It looks like Google Wallet will have some competition now, as Isis mobile wallet has launched in two trial markets, bringing the mobile payment system to select customers on three of the nation’s largest carriers.
The joint venture of AT&T, Verizon and T-Mobile, Isis uses NFC-equipped smartphones bundled with a special SIM card containing the Isis ‘secure element, which protects credit card information, that allow customers to make mobile purchases at its hundreds of NFC-ready terminals.
Along with the launch of the service, which was slightly delayed from its original Sept. 22 roll out date, T-Mobile and Verizon announced which smartphones would be Isis-compatible, with T-Mo naming Samsung’s latest flagship model, the Galaxy S III, as well as its predecessor, its S Relay 4G cousin, and the HTC Amaze 4G. While Big Red said the Droid Incredible 4G LTE by HTC currently supports Isis, the company will add the Droid RAZR HD and the RAZR MAXX HD to its list of Isis-ready smartphones later this week.
Last week AT&T confirmed that the Galaxy S III, the HTC One X, the Samsung Exhilarate, LG Escape and Samsung Rugby Pro would support the contactless payment system, while customers who already own one of these devices can simply insert the SIM cards into their phones at no extra cost, as can Verizon and T-Mobile subscribers.
As it takes on Google Wallet, which was introduced with some NFC smartphones over a year ago, Isis aims to have 20 models of handsets Isis-ready by the end of the year.

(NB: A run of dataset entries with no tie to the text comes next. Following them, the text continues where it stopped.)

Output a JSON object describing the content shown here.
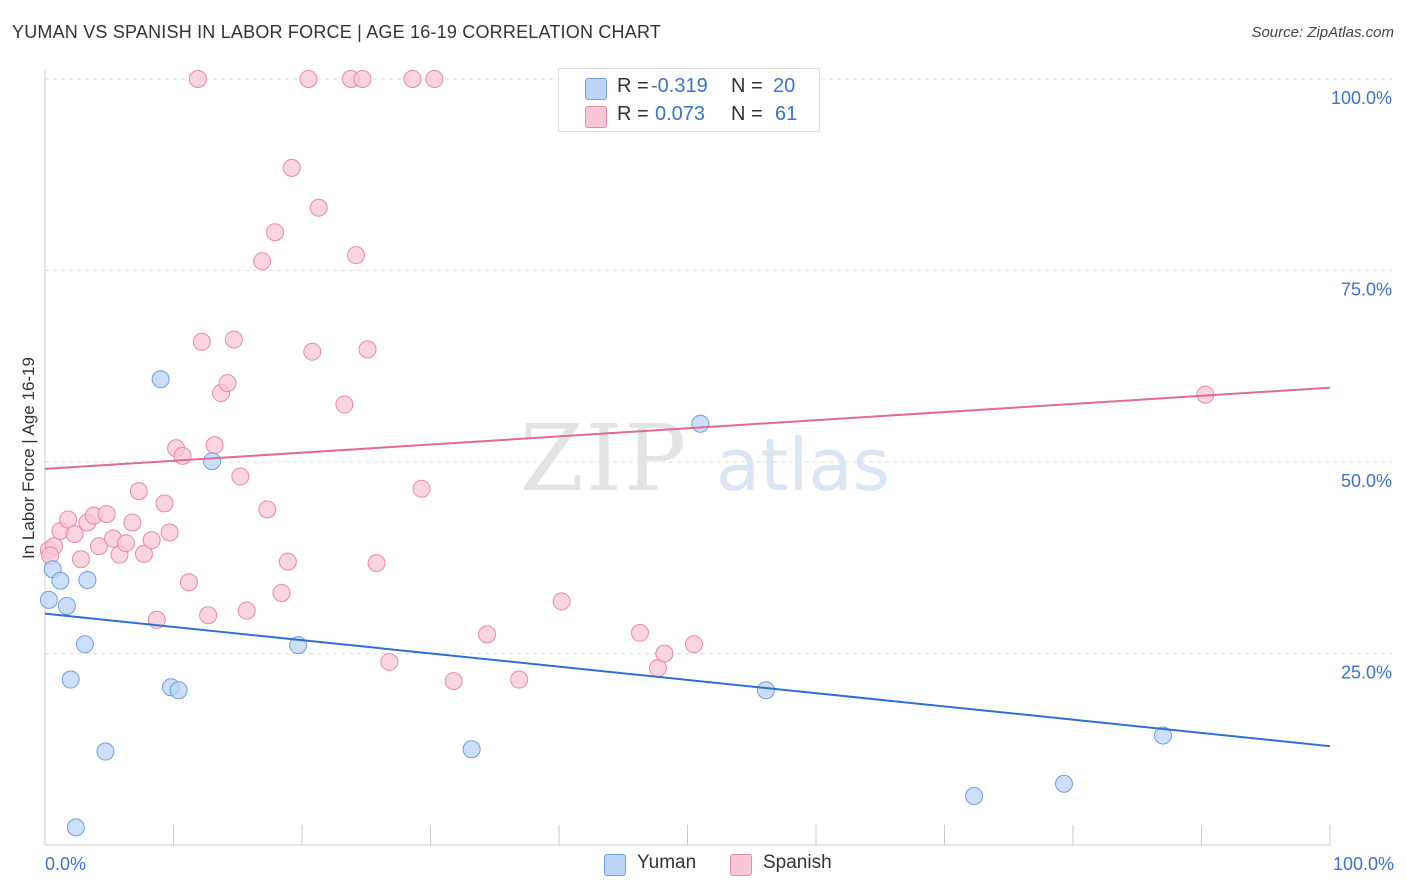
{
  "header": {
    "title": "YUMAN VS SPANISH IN LABOR FORCE | AGE 16-19 CORRELATION CHART",
    "source": "Source: ZipAtlas.com"
  },
  "colors": {
    "yuman_fill": "#bcd4f6",
    "yuman_stroke": "#6f9fe0",
    "yuman_line": "#2f6fd0",
    "spanish_fill": "#f8c6d4",
    "spanish_stroke": "#ea8aa6",
    "spanish_line": "#e06b92",
    "tick_text": "#3b73c9",
    "grid": "#dddddd"
  },
  "legend": {
    "rows": [
      {
        "r_label": "R =",
        "r_value": "-0.319",
        "n_label": "N =",
        "n_value": "20"
      },
      {
        "r_label": "R =",
        "r_value": "0.073",
        "n_label": "N =",
        "n_value": "61"
      }
    ]
  },
  "bottom_legend": {
    "series1": "Yuman",
    "series2": "Spanish"
  },
  "watermark": {
    "part1": "ZIP",
    "part2": "atlas"
  },
  "chart_data": {
    "type": "scatter",
    "title": "YUMAN VS SPANISH IN LABOR FORCE | AGE 16-19 CORRELATION CHART",
    "xlabel": "",
    "ylabel": "In Labor Force | Age 16-19",
    "xlim": [
      0,
      100
    ],
    "ylim": [
      0,
      100
    ],
    "x_tick_labels": [
      "0.0%",
      "100.0%"
    ],
    "y_ticks": [
      25,
      50,
      75,
      100
    ],
    "y_tick_labels": [
      "25.0%",
      "50.0%",
      "75.0%",
      "100.0%"
    ],
    "legend_position": "top-center",
    "series": [
      {
        "name": "Yuman",
        "R": -0.319,
        "N": 20,
        "trend": [
          [
            0,
            30.2
          ],
          [
            100,
            12.9
          ]
        ],
        "points": [
          [
            0.3,
            32
          ],
          [
            0.6,
            36
          ],
          [
            1.2,
            34.5
          ],
          [
            1.7,
            31.2
          ],
          [
            2,
            21.6
          ],
          [
            2.4,
            2.3
          ],
          [
            3.1,
            26.2
          ],
          [
            3.3,
            34.6
          ],
          [
            4.7,
            12.2
          ],
          [
            9,
            60.8
          ],
          [
            9.8,
            20.6
          ],
          [
            10.4,
            20.2
          ],
          [
            13,
            50.1
          ],
          [
            19.7,
            26.1
          ],
          [
            33.2,
            12.5
          ],
          [
            51,
            55
          ],
          [
            56.1,
            20.2
          ],
          [
            72.3,
            6.4
          ],
          [
            79.3,
            8
          ],
          [
            87,
            14.3
          ]
        ]
      },
      {
        "name": "Spanish",
        "R": 0.073,
        "N": 61,
        "trend": [
          [
            0,
            49.1
          ],
          [
            100,
            59.7
          ]
        ],
        "points": [
          [
            0.3,
            38.5
          ],
          [
            0.7,
            39
          ],
          [
            1.2,
            41
          ],
          [
            1.8,
            42.5
          ],
          [
            2.3,
            40.6
          ],
          [
            2.8,
            37.3
          ],
          [
            3.3,
            42.1
          ],
          [
            3.8,
            43
          ],
          [
            4.2,
            39
          ],
          [
            4.8,
            43.2
          ],
          [
            5.3,
            40
          ],
          [
            5.8,
            37.9
          ],
          [
            6.3,
            39.4
          ],
          [
            6.8,
            42.1
          ],
          [
            7.3,
            46.2
          ],
          [
            7.7,
            38
          ],
          [
            8.3,
            39.8
          ],
          [
            8.7,
            29.4
          ],
          [
            9.3,
            44.6
          ],
          [
            9.7,
            40.8
          ],
          [
            10.2,
            51.8
          ],
          [
            10.7,
            50.8
          ],
          [
            11.2,
            34.3
          ],
          [
            11.9,
            100
          ],
          [
            12.2,
            65.7
          ],
          [
            12.7,
            30
          ],
          [
            13.2,
            52.2
          ],
          [
            13.7,
            59
          ],
          [
            14.2,
            60.3
          ],
          [
            14.7,
            66
          ],
          [
            15.2,
            48.1
          ],
          [
            15.7,
            30.6
          ],
          [
            16.9,
            76.2
          ],
          [
            17.3,
            43.8
          ],
          [
            17.9,
            80
          ],
          [
            18.4,
            32.9
          ],
          [
            18.9,
            37
          ],
          [
            19.2,
            88.4
          ],
          [
            20.5,
            100
          ],
          [
            20.8,
            64.4
          ],
          [
            21.3,
            83.2
          ],
          [
            23.3,
            57.5
          ],
          [
            23.8,
            100
          ],
          [
            24.2,
            77
          ],
          [
            24.7,
            100
          ],
          [
            25.1,
            64.7
          ],
          [
            25.8,
            36.8
          ],
          [
            26.8,
            23.9
          ],
          [
            28.6,
            100
          ],
          [
            29.3,
            46.5
          ],
          [
            30.3,
            100
          ],
          [
            31.8,
            21.4
          ],
          [
            34.4,
            27.5
          ],
          [
            36.9,
            21.6
          ],
          [
            40.2,
            31.8
          ],
          [
            46.3,
            27.7
          ],
          [
            47.7,
            23.1
          ],
          [
            48.2,
            25
          ],
          [
            50.5,
            26.2
          ],
          [
            90.3,
            58.8
          ],
          [
            0.4,
            37.8
          ]
        ]
      }
    ]
  }
}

Both services use NFC radio chips in phones to communicate with NFC terminals, providing customers with the ability to make purchases via their smartphone.
Yet, unlike its Internet giant-backed competitor, Isis does not accept debit or credit cards from any bank, restricting users to load cards from American Express, Capital One or Chase. Users must download the Isis Mobile Wallet app from the Google Play store before loading a credit card or cash via the Isis Cash card, which must be loaded separately.
While Isis has confirmed that a number of retailers, gas stations and transit providers will be equipped to handle NFC payments, several reports have shown that it may take five to eight years for smartphone-ready mobile commerce to catch on, as consumers still widely use credit cards, and even paper checks, to make payments.